Brain structure
The brain is one Obsidian vault. Everything lives inside it — processed sources, cross-source bridges, your personal annotations. The folder structure reflects what the content IS, not when it was created or how it was processed.
Why one vault
The alternative is separate vaults per source. But then:
- Wikilinks can’t cross vault boundaries — entities in one vault can’t reference claims in another
- Bridge concepts can’t exist — there’s nowhere to put a note that belongs to both sources
- Your annotations would be scattered across vaults
- The graph view would show fragments, not the full picture
One vault means one graph. Everything connected. Bridges grow as sources accumulate. Your annotations link to claims from any source.
The folder layout
brain/
sources/ Processed sources
lean-startup/
_source.md Source metadata
claims/
atoms/ Layer 0: individual claims
structure/ Layer 1: argument groups
clusters/ Layer 2: chapter themes
[root note] Layer 3: thesis
entities/
concepts/ Technical terms
people/ Authors, figures
companies/ Organizations
works/ Books, products
mom-test/
...
shared/ Cross-source content
concepts/ Bridge entities
analytics/ Comparison essays, entity mappings
personal/ Your voice
annotations/ Reactions to specific claims
notes/ Freeform thinking
questions/ Things to explore
Why sources/ not books/
Distillary processes any knowledge source — books, videos, podcasts, articles, papers. The folder is called sources/ because that’s what it contains. Each source gets a slug derived from author and title: ries-lean-startup, yc-validate-ideas-2024, paulgraham-do-things-2023.
_source.md — metadata
Every source folder has a metadata file with the source’s title, author, type, publication year, URL (if applicable), and ingestion date. This enables filtering by source type (“show me all video sources”), temporal ordering (“what changed between 2011 and 2024?”), and attribution.
---
title: The Lean Startup
author: Eric Ries
type: book
published: 2011
source_slug: ries-lean-startup
ingested: 2026-04-07
---Why shared/
Shared content doesn’t belong to any single source — it’s the synthesis layer. Bridge concepts unify ideas across sources. Analytics files (comparison essays, entity mappings, graph statistics) describe relationships between sources, not content of any one source.
Keeping shared content separate means re-processing a source doesn’t touch the cross-source synthesis. You can re-run the pipeline on The Lean Startup without losing the bridge concepts that connect it to The Mom Test.
Why personal/
Your annotations, notes, and questions live in a separate folder for two reasons:
First, re-processing a source regenerates its claims/ and entities/ folders. If your annotations lived alongside the generated claims, they’d be at risk of being overwritten. The personal/ folder is safe from the pipeline.
Second, when you publish or share your brain, personal/ is your unique contribution.

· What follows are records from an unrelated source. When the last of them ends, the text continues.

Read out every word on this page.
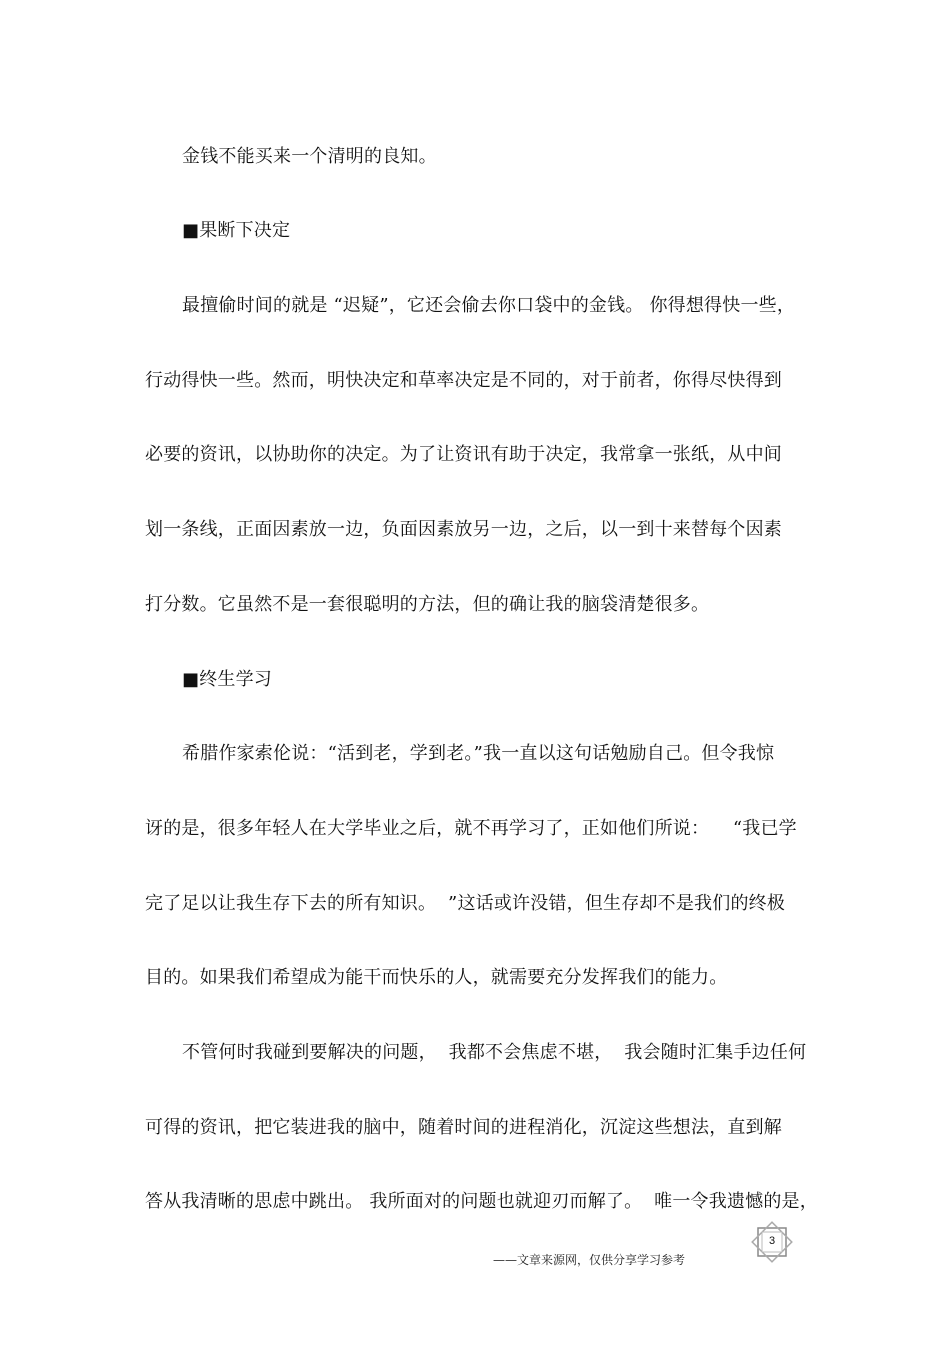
金钱不能买来一个清明的良知。
■果断下决定
最擅偷时间的就是 “迟疑”，它还会偷去你口袋中的金钱。 你得想得快一些，
行动得快一些。然而，明快决定和草率决定是不同的，对于前者，你得尽快得到
必要的资讯，以协助你的决定。为了让资讯有助于决定，我常拿一张纸，从中间
划一条线，正面因素放一边，负面因素放另一边，之后，以一到十来替每个因素
打分数。它虽然不是一套很聪明的方法，但的确让我的脑袋清楚很多。
■终生学习
希腊作家索伦说：“活到老，学到老。”我一直以这句话勉励自己。但令我惊
讶的是，很多年轻人在大学毕业之后，就不再学习了，正如他们所说：    “我已学
完了足以让我生存下去的所有知识。  ”这话或许没错，但生存却不是我们的终极
目的。如果我们希望成为能干而快乐的人，就需要充分发挥我们的能力。
不管何时我碰到要解决的问题，  我都不会焦虑不堪，  我会随时汇集手边任何
可得的资讯，把它装进我的脑中，随着时间的进程消化，沉淀这些想法，直到解
答从我清晰的思虑中跳出。 我所面对的问题也就迎刃而解了。  唯一令我遗憾的是，
3
——文章来源网，仅供分享学习参考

Two people who process the same book get the same claims and entities. But their annotations — what they agree with, what surprises them, what they want to explore — are different. That’s the value of sharing brains: not the raw distillation, but the perspective.
Your annotations appear in the graph
Because annotations use
[[wikilinks]]to reference claims and entities, they show up as connected nodes in the graph view. Your voice is visible alongside the source material, not hidden in a separate system.
Why this structure works for agents
An agent navigating a published brain can predict URLs from the folder structure:
/sources/{slug}/claims/clusters/→ main ideas of a source/sources/{slug}/entities/concepts/{name}→ entity page with backlinks/shared/concepts/{name}→ bridge concept spanning sources/shared/analytics/comparison→ cross-source synthesis
No crawling needed. The structure IS the API.